As Cecilia Jimenez-Damary, Special Rapporteur on the Human Rights of IDPs, stated in her opening remarks: “In the spirit of the IASC Framework, durable solutions analysis should be a collaborative process. Especially important is the ownership of government stakeholders in the process.” At JIPS we were therefore particularly thrilled to have officials from the Colombian, Somali, and Sudanese Governments participate in the workshop along with representatives of UN, NGOs, and academia.
Government involvement – a key success factor
Having had government partners alongside humanitarian and development actors directly contribute to the project in different pilot contexts is pivotal for ensuring relevance of the end products. Governments’ participation at both national and global levels has helped in developing tools that are useful to them in assuming their primary responsibility to provide durable solutions to IDPs within their jurisdiction in line with the IASC Framework on Durable Solutions criteria and principles.
So what can we learn from Colombia, Somalia and Sudan when it comes to assessing durable solutions to displacement? Ahmed Gangari (Director General of the National IDPs Centre at Humanitarian Aid Commission, Government of Sudan), Mohamed Moalim (Permanent Secretary at the Ministry for Humanitarian Affairs and Disaster Management, Federal Government of Somalia) and Oscar Rico Valencia (Advisor to the Deputy Director of the Victims’ Unit, Government of Colombia) shared their experiences in the workshop.
What can we learn from Colombia, Somalia and Sudan?
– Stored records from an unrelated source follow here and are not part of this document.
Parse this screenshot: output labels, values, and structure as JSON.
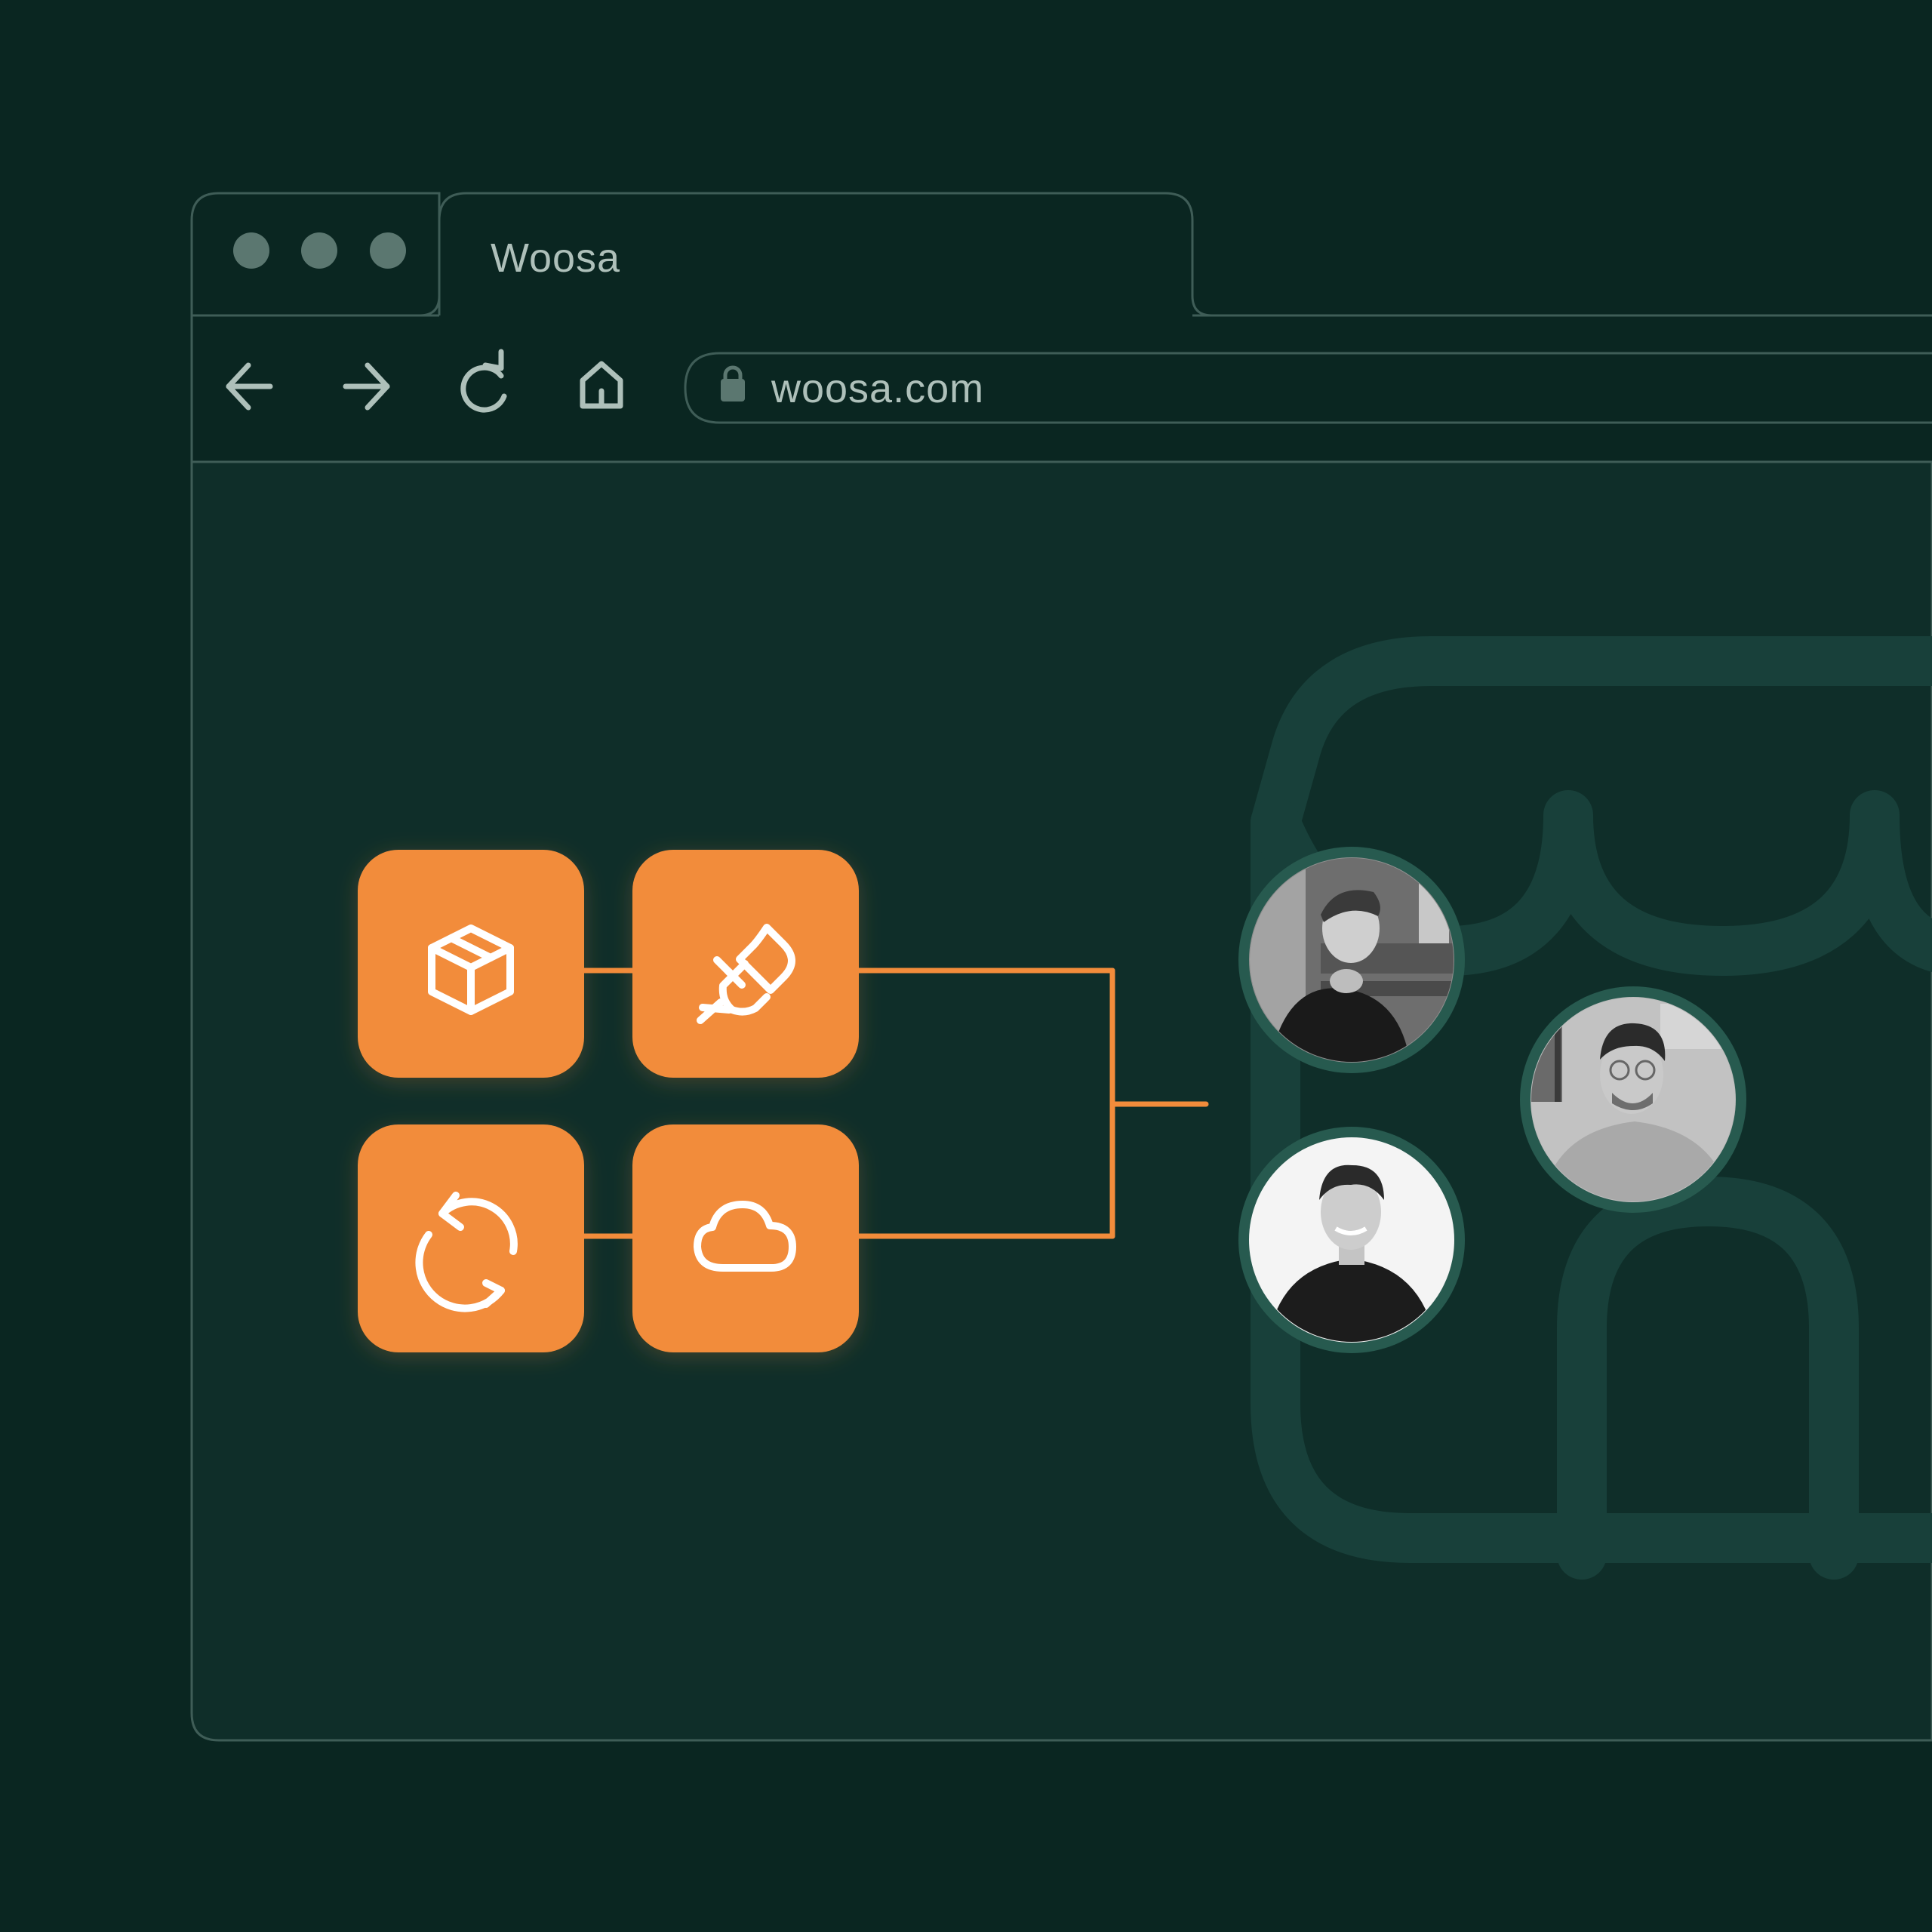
{
  "colors": {
    "page_background": "#0a2621",
    "window_background": "#0f2e29",
    "window_border": "#3f5d57",
    "text": "#aec0ba",
    "traffic_light": "#5b7770",
    "accent_orange": "#f28c3b",
    "icon_stroke": "#ffffff",
    "avatar_ring": "#275a4f",
    "store_outline": "#18403a"
  },
  "browser": {
    "tab": {
      "title": "Woosa"
    },
    "nav": {
      "back_icon": "arrow-left-icon",
      "forward_icon": "arrow-right-icon",
      "reload_icon": "reload-icon",
      "home_icon": "home-icon"
    },
    "address_bar": {
      "lock_icon": "lock-icon",
      "url": "woosa.com"
    }
  },
  "content": {
    "tiles": [
      {
        "icon": "box-icon"
      },
      {
        "icon": "plug-icon"
      },
      {
        "icon": "sync-icon"
      },
      {
        "icon": "cloud-icon"
      }
    ],
    "avatars": [
      {
        "name": "team-member-1"
      },
      {
        "name": "team-member-2"
      },
      {
        "name": "team-member-3"
      }
    ],
    "background_illustration": "storefront-outline"
  }
}
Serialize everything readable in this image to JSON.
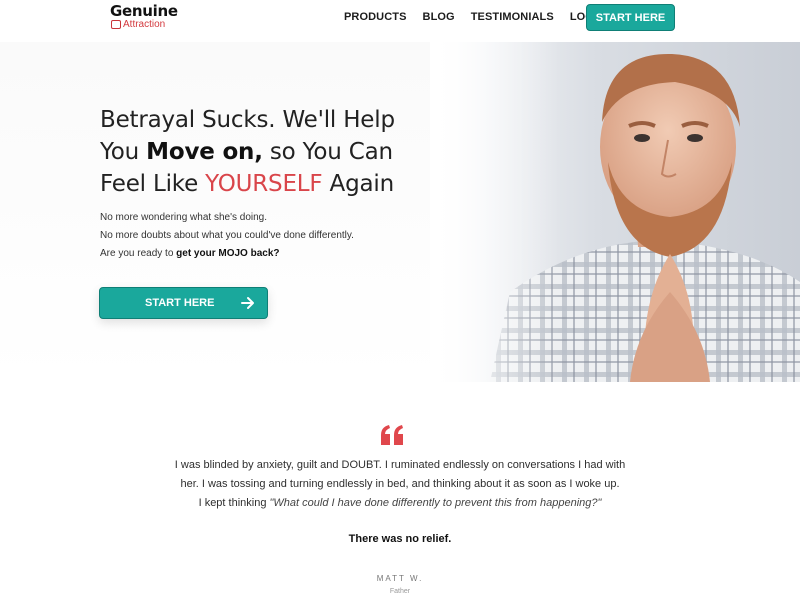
{
  "header": {
    "logo_top": "Genuine",
    "logo_sub": "Attraction",
    "nav": [
      "PRODUCTS",
      "BLOG",
      "TESTIMONIALS",
      "LOGIN"
    ],
    "cta_label": "START HERE"
  },
  "hero": {
    "title_part1": "Betrayal Sucks. We'll Help You ",
    "title_bold": "Move on,",
    "title_part2": " so You Can Feel Like ",
    "title_accent": "YOURSELF",
    "title_part3": " Again",
    "line1": "No more wondering what she's doing.",
    "line2": "No more doubts about what you could've done differently.",
    "line3_prefix": "Are you ready to ",
    "line3_bold": "get your MOJO back?",
    "cta_label": "START HERE",
    "accent_color": "#d9454a",
    "button_color": "#1aa89c"
  },
  "testimonial": {
    "line1": "I was blinded by anxiety, guilt and DOUBT. I ruminated endlessly on conversations I had with",
    "line2": "her. I was tossing and turning endlessly in bed, and thinking about it as soon as I woke up.",
    "line3_prefix": "I kept thinking ",
    "line3_italic": "\"What could I have done differently to prevent this from happening?\"",
    "relief": "There was no relief.",
    "author": "MATT W.",
    "role": "Father"
  }
}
While the displacement situations in Colombia, Somalia, and Sudan are very different, the three officials agreed on several key elements of durable solutions analysis:
- Importance of addressing host communities as well as internally displaced persons (IDPs): in many displacement situations, members of host communities tend to live in similar conditions as IDPs, and this is especially the case in urban areas. So, although IDPs and host communities should be compared in order to determine whether there are displacement-related vulnerabilities, it is important to keep in mind that responses should also address the many needs they often have in common.
- A collaborative process is key: although durable solutions analysis should be led by the government, they should also incorporate input from development, humanitarian, human rights, and peace-building actors – as well as from the host communities and IDPs themselves.
- Benefits of mixed methods approaches, using both quantitative and qualitative data to assess displacement: in the case of Colombia, the Victims’ Unit is trying to analyse local integration in the country from both a socioeconomic and IDPs’ subjective perspective. This points to the need for qualitative data to complement quantitative data on durable solutions, especially concerning intangible issues such as discrimination and social cohesion.
How can durable solutions analysis contribute to better outcomes?
In many contexts lack of comprehensive durable solutions analysis is linked to a lack of available, reliable or comparable data. Still, simply having data on displacement situations isn’t enough: for the data to be effective and actionable one needs to take into account the planned use of it to have an analysis with a real impact.
Colombia has developed a framework called the ‘Indicators of the Effective Enjoyment of Rights’ (Indicadores de Goce Efectivo de Derechos in Spanish). JIPS has been supporting the analysis of the Colombian Government’s data on these indicators, to determine how progress varies based on district and region. This analysis can be used to identify key obstacles to reducing displacement-related vulnerabilities, and to directly target assistance to the most vulnerable individuals, communities or areas.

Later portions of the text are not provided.